[openbeosnetteam] Re: r18408 moved to network

  • From: Oliver Tappe <openbeos@xxxxxxxxxxxxxxx>
  • To: openbeosnetteam@xxxxxxxxxxxxx
  • Date: Sun, 06 Aug 2006 22:27:47 +0200

On 2006-08-06 at 19:50:52 [+0200], Axel Dörfler <axeld@xxxxxxxxxxxxxxxx> 
wrote:
> Hi Oliver,
> 
> I moved this discussion to the networking list, now that we go into the
> details ;-)
> 
> > > Actually, I don't like that too much, and for a number of reasons:
> > > 1) it hides that the device in /dev/net/ is actually used for this
> > > interface; it disconnects information for no good reason
> > > 2) it clashes with the use of the ":x" notation we intended to
> > > implement (to have more than one address per device)
> > > 3) ifconfig is not a tool you won't be using regularly anymore when
> > > we
> > > have a GUI, hence it will probably only used to change
> > > functionality
> > > that the GUI doesn't allow for.
> > > 4) the device module detection currently works using pattern
> > > matching,
> > > ie. the ethernet device module will accept anything that starts
> > > with "/
> > > dev/net/", the loopback device will use anything that starts with
> > > "loop".
> > > 5) you can use tab completion to get the /dev/net/rtl8139/0
> > > interface :
> > > -)
> > > 
> > > What do you think?
> > Well, it was just an idea >;o) esp. argument 4) suggests to leave it
> > as is.
> 
> Well, I don't want to convince you otherwise, but ifconfig could handle
> this, if it wanted to; when creating an interface, you can select a
> driver name independent from the actual interface name...

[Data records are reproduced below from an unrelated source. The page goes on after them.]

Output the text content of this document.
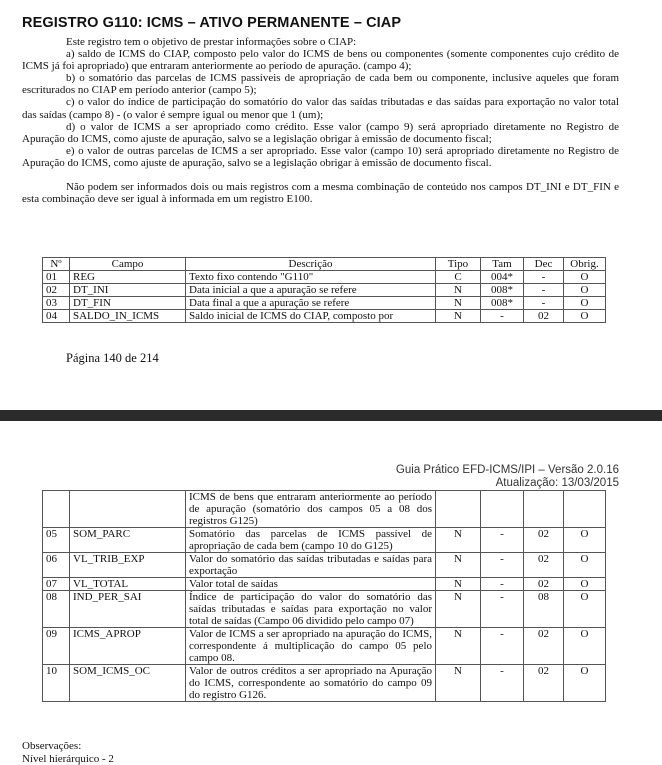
REGISTRO G110: ICMS – ATIVO PERMANENTE – CIAP

Este registro tem o objetivo de prestar informações sobre o CIAP:

a) saldo de ICMS do CIAP, composto pelo valor do ICMS de bens ou componentes (somente componentes cujo crédito de ICMS já foi apropriado) que entraram anteriormente ao período de apuração. (campo 4);

b) o somatório das parcelas de ICMS passíveis de apropriação de cada bem ou componente, inclusive aqueles que foram escriturados no CIAP em período anterior (campo 5);

c) o valor do índice de participação do somatório do valor das saídas tributadas e das saídas para exportação no valor total das saídas (campo 8) - (o valor é sempre igual ou menor que 1 (um);

d) o valor de ICMS a ser apropriado como crédito. Esse valor (campo 9) será apropriado diretamente no Registro de Apuração do ICMS, como ajuste de apuração, salvo se a legislação obrigar à emissão de documento fiscal;

e) o valor de outras parcelas de ICMS a ser apropriado. Esse valor (campo 10) será apropriado diretamente no Registro de Apuração do ICMS, como ajuste de apuração, salvo se a legislação obrigar à emissão de documento fiscal.

Não podem ser informados dois ou mais registros com a mesma combinação de conteúdo nos campos DT_INI e DT_FIN e esta combinação deve ser igual à informada em um registro E100.

Nº	Campo	Descrição	Tipo	Tam	Dec	Obrig.
01	REG	Texto fixo contendo "G110"	C	004*	-	O
02	DT_INI	Data inicial a que a apuração se refere	N	008*	-	O
03	DT_FIN	Data final a que a apuração se refere	N	008*	-	O
04	SALDO_IN_ICMS	Saldo inicial de ICMS do CIAP, composto por	N	-	02	O
Página 140 de 214
Guia Prático EFD-ICMS/IPI – Versão 2.0.16
Atualização: 13/03/2015
		ICMS de bens que entraram anteriormente ao período de apuração (somatório dos campos 05 a 08 dos registros G125)				
05	SOM_PARC	Somatório das parcelas de ICMS passível de apropriação de cada bem (campo 10 do G125)	N	-	02	O
06	VL_TRIB_EXP	Valor do somatório das saídas tributadas e saídas para exportação	N	-	02	O
07	VL_TOTAL	Valor total de saídas	N	-	02	O
08	IND_PER_SAI	Índice de participação do valor do somatório das saídas tributadas e saídas para exportação no valor total de saídas (Campo 06 dividido pelo campo 07)	N	-	08	O
09	ICMS_APROP	Valor de ICMS a ser apropriado na apuração do ICMS, correspondente á multiplicação do campo 05 pelo campo 08.	N	-	02	O
10	SOM_ICMS_OC	Valor de outros créditos a ser apropriado na Apuração do ICMS, correspondente ao somatório do campo 09 do registro G126.	N	-	02	O
Observações:
Nível hierárquico - 2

Yes, I thought so, but your reasoning has convinced me that we should leave 
it as is currently, it works and there's so much stuff that doesn't work... 
We can always come back and improve ifconfig if we feel the need, can't we?

[ ... ]
> There is no real difference, I think - the buffer entered the stack
> coming from a device, not an interface. Depending of its target
> address, IPv4 is able to assign an interface to that buffer - how else
> could that work? Am I missing something, again? :-)

No, I was >;o) You are right, of course: a buffer enters the stack through a 
device or through a local socket and it is being assigned a matching 
interface by the domain protocol. That interface is either the one matching 
the buffer's destination address or the interface is empty (in case the 
packet does not match any local address and needs to be forwarded or dropped).
So it is good as is.

> I am also not sure if it's absolutely needed to have this pointer - it
> just came in handy when doing the ICMP echo reply...

And it is very handy when dealing with broadcasts, too, as you need to access 
the interface's mask in order to do it.

> > > When you say you wanted to work on ICMP, do you mean redirects,
> > > path
> > > MTU discovery and the like? :-)
> > Well, I intended to start with implementing 'port unreachable' and
> > other
> > error messages first >;o) When simple error messages are done, I
> > could then
> > proceed with redirects and MTU discovery, but I suppose it would be
> > better to
> > start working on DHCP and name resolution, what do you think?
> 
> I had thought you'd need TCP for DNS, but then, I dunno if it's really
> required.

Yes, I suppose you need TCP for a full DNS implementation but most queries 
are handled via UDP AFAIK. Furthermore, I'd like to look into the required 
infrastructure, a.k.a. the resolver (cache, access to .../etc/hosts if we 
want to support that)? Or is that already in place (haven't checked at all)?

> But IIRC someone wrote a DHCP client for us, and we might want to have
> a look at it before porting something. I just have no idea where it is
> in the repository, though.
> Does anybody know this?

I'll check out David's stuff during the next days.